Homeoffice mit Folgen
Eine weitere Folge von Corona: Unternehmen und Arbeitnehmer haben intensive Erfahrungen mit dem Homeoffice gemacht – und wollen daran festhalten. Knapp über die Hälfte (54 Prozent) der Unternehmen in Deutschland wollen Homeoffice dauerhaft stärker etablieren, hat eine Studie des ifo Instituts ergeben. Und laut einer Greenpeace-Studie könnte zudem deutlich CO2 eingespart werden. Um 5,4 Millionen Tonnen pro Jahr kann der CO2-Ausstoß im Verkehr sinken, wenn 40 Prozent der Arbeitnehmer dauerhaft an zwei Tagen pro Woche von zuhause arbeiten, heißt es in der Erhebung, die vom Berliner Institut IZT durchgeführt wurde. „Und wir sparen Büroraum“, betont Ziemer. „Schon jetzt beginnen Unternehmen Flächen abzustoßen. Die Nutzung der freiwerdenden Fläche kann neu gedacht werden. Das wiederum bietet Chancen, die bisherige Trennung von Arbeit und Wohnung flexibler zu gestalten.“
In vernetzten Regionen denken!
Allerdings hat die plötzliche Zusammenführung von Arbeit und Wohnen im Lockdown nicht überall gut funktioniert. „Wir müssen die Rahmenbedingungen verbessern. Das betrifft sowohl eine funktionierende Internet- und Dateninfrastruktur als auch räumliche Strukturen.“ Dazu müsse in der Architektur flexibler gedacht werden. „Mit beweglichen Wänden, Coworking-Gemeinschaftsräumen und vor allem mit Zugang zu Grünflächen“ – wobei Ziemer darunter durchaus auch Balkone versteht. Und die Professorin sagt: „Wenn wir dank Homeoffice nicht mehr täglich in die Stadt pendeln müssen, gewinnt ländliches Wohnen an Attraktivität. Das kann zu einer Entzerrung der wachsender Städte und einer kulturellen Durchmischung von Stadt und Land führen. Wir sollten eher in vernetzten Regionen denken.“
Funktionierende Nachbarschaft und soziale Kreativität
Aktuell schreitet die Urbanisierung weltweit voran.
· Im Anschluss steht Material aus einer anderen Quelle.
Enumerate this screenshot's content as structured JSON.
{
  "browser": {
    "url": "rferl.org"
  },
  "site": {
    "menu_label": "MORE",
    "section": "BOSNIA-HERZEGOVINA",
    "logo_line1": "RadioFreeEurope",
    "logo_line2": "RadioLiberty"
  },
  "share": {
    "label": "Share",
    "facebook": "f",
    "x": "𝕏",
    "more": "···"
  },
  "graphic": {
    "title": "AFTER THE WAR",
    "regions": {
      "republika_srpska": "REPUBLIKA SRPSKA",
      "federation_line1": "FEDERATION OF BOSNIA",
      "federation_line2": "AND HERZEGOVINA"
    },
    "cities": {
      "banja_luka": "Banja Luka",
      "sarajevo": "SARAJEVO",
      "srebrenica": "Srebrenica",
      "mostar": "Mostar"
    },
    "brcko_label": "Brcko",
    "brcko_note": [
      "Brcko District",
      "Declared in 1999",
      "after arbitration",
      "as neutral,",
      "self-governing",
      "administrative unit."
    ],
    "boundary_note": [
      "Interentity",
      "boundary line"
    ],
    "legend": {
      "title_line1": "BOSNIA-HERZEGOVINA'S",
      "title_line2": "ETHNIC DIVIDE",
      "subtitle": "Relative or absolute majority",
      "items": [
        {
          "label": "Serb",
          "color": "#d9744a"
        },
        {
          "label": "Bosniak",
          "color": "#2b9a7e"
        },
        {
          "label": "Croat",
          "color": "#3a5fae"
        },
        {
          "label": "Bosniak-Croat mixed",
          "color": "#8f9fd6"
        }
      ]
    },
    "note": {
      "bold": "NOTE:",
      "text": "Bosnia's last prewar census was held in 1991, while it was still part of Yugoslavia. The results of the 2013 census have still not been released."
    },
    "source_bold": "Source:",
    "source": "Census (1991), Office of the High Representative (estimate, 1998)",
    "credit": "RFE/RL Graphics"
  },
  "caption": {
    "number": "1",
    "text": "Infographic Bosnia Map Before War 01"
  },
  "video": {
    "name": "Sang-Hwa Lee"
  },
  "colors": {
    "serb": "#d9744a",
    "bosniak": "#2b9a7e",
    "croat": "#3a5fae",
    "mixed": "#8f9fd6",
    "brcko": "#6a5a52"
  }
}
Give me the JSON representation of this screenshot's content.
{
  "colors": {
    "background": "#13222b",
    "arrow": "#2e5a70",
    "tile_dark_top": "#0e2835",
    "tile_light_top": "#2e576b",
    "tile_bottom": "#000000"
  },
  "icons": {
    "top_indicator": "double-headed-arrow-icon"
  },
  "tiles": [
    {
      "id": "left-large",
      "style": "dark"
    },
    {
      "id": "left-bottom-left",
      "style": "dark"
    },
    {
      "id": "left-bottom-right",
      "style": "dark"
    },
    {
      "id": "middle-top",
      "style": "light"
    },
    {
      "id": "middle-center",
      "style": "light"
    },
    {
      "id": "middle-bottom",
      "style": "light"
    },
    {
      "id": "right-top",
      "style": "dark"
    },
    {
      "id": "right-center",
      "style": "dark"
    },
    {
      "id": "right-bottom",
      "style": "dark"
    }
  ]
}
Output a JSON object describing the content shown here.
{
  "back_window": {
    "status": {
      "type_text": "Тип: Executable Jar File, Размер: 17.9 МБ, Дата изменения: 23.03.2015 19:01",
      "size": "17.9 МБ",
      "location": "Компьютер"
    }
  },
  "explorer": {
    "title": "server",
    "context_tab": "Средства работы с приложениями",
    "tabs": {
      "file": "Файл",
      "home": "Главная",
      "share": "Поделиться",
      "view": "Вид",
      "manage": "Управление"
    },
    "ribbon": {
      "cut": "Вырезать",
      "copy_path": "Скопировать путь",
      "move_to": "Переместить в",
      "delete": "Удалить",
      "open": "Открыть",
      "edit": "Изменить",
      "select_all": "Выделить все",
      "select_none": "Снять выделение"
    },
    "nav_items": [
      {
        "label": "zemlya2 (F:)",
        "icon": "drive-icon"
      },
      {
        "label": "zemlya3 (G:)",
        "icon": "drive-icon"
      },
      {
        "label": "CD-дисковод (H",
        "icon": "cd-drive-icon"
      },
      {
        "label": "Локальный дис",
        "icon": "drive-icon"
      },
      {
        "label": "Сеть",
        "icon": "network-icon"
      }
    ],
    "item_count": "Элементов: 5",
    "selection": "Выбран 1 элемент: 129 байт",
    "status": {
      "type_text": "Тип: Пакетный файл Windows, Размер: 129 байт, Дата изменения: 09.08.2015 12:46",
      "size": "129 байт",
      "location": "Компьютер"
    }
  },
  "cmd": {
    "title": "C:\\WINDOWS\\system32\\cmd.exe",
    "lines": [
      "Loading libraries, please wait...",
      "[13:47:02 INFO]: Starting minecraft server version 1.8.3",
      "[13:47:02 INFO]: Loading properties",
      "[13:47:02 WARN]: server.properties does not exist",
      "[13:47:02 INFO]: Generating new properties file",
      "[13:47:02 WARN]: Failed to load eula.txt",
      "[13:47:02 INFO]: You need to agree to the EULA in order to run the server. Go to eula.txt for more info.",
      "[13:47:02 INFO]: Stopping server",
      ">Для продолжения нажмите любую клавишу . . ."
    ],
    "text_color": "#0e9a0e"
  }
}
Laut der Deutschen Stiftung Weltbevölkerung (DSW) leben schon heute mehr als die Hälfte aller Menschen in Städten, im Jahr 2050 sollen es bereits zwei Drittel sein. Auch die Hamburger Bevölkerung wächst. Die Voraussetzungen für den nötigen Wohnraum schafft das Bündnis für das Wohnen, das den Weg ebnen soll für 10.000 neue Wohnungen pro Jahr. 2019 konnten erstmals bereits 9.805 neue Wohnungen fertiggestellt werden. Die so entstehende Verdichtung muss allerdings mit einer Sicherung der urbanen Wohnqualität einhergehen. „Gerade in der Hochphase der Pandemie haben wir erlebt, wie wichtig eine funktionierende Nachbarschaft und soziale Kreativität ist. Und Balkon-Konzerte oder gegenseitige Unterstützung beim Einkaufen haben gezeigt, wie einfach sich ein gutes Miteinander im Grunde realisieren lässt.